The house looked like a murder scene. The front door lay open, with the screen
door partially ajar. Bloody prints glowed hotly on the front porch. John ran
upstairs, following the smudges to the bathroom. A pool of blood was still
running into the drain in the tub, with a trickle of water from the faucet
helping it along. More red was smeared on the sides of the tub, with puddles
spattered over the majority of the white tiles near the sink. The phone lay
off the hook, with a bloody handprint tarnishing its handle. The razors sat
under running water in the sink. Running back downstairs, John saw the
bloodied butcher knife on the table. That was when he placed the call to 911.


They found her, nearly a mile away, in a ditch near the railroad tracks. The
dogs found her first, and then the police called to have a life flight come.
Her wrists were clumsily slit vertically, soaking her from head to toe in
sticky blood. It was the stab wounds, however, that worried the medics. Blood
and fluids seeped from the wounds in her lower abdomen. Though she was
unconscious, her hand was wrapped tightly around one wrist. When they
unclenched her grasp, they found a large flap of skin hanging loosely, with an
artery spurting blood. It was clear that she had become squeamish from cutting
herself. The phone call from John had likely startled her, causing her to
panic. Running downstairs, she saw the knife, stabbed herself eight times, and
then ran out of the house, knowing John was coming back soon. Rushed straight
into surgery, they repaired the damaged stomach and intestines, but she had
lost an incredible amount of blood, and the transfusions were coming much too
late. They feared she might not make it. Mary stopped.

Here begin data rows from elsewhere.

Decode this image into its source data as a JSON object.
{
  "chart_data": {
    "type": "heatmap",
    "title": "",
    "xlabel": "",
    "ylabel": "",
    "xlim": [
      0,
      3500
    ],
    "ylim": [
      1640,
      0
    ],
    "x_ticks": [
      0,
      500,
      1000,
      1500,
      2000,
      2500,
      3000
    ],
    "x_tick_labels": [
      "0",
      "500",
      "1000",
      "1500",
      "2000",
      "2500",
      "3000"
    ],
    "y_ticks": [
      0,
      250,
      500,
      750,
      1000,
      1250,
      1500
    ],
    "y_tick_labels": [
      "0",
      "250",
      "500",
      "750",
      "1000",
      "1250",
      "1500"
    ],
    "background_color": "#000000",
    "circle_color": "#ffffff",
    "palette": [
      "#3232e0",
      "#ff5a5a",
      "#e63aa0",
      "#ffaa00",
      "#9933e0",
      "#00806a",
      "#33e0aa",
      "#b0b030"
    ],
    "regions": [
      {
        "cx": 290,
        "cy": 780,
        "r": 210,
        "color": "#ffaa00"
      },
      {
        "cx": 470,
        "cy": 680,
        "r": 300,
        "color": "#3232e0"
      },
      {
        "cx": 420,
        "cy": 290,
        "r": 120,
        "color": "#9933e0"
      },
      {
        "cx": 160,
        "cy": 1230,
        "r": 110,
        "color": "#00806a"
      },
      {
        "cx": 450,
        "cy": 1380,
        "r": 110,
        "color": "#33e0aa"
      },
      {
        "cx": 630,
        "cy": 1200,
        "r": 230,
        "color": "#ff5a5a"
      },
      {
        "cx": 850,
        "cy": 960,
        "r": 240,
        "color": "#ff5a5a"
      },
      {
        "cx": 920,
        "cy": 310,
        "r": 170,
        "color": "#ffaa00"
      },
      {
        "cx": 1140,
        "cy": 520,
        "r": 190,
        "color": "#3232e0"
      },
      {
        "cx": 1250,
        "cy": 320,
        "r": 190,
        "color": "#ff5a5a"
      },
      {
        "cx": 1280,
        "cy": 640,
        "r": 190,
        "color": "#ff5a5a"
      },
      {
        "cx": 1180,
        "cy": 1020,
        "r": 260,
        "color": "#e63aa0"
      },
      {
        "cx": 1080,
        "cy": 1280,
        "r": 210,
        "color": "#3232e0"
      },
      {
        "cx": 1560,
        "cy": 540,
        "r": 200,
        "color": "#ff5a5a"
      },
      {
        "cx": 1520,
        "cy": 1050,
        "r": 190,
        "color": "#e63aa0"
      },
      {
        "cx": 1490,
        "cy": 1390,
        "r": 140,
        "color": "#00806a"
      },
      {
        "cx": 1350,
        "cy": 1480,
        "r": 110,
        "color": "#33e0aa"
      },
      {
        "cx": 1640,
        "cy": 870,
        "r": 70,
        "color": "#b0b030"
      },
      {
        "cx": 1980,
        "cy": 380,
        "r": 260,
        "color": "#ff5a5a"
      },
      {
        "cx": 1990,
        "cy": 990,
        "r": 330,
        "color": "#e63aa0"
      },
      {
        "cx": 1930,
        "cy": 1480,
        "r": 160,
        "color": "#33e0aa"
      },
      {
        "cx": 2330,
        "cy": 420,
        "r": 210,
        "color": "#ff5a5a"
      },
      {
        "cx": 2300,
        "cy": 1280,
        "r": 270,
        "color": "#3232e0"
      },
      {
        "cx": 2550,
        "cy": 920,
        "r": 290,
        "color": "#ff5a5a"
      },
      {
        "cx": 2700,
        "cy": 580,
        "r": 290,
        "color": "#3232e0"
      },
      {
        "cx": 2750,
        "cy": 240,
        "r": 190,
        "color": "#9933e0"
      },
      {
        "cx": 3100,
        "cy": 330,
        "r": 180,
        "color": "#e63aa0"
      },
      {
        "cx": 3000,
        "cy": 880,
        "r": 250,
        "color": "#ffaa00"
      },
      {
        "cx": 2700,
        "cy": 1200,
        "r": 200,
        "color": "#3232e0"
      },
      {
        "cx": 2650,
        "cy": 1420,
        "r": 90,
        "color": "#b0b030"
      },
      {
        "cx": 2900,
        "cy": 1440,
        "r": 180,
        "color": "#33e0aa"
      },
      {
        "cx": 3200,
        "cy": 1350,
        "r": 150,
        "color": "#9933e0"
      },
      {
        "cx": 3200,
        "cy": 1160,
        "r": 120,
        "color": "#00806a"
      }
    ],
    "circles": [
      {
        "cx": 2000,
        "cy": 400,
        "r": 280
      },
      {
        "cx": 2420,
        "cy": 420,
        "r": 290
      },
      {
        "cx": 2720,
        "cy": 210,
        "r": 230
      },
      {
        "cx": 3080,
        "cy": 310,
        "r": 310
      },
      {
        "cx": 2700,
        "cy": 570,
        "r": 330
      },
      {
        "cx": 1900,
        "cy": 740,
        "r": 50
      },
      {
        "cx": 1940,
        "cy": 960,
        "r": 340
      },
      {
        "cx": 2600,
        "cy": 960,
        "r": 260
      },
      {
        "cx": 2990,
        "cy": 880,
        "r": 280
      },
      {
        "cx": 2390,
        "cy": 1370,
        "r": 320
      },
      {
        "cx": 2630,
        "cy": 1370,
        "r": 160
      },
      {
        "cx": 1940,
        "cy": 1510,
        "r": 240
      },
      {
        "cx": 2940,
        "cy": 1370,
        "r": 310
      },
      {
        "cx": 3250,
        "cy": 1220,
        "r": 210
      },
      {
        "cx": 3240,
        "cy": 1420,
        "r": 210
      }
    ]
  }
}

“How are you doing, Ella?” She asked.


I inadvertently laughed. “How am I doing? How am I doing.” I could hear Mary
take in a sharp breath, likely steeling herself for a tirade of anger. “I’m not
doing well, Mary. But that is to be expected, isn’t it?” I sighed. “Having a
mother who would rather end her life than be with her family…I understand she’s
sick. But I am angry, and I’m tired. And I don’t understand how someone who
wants to die so bad, doesn’t succeed at it.”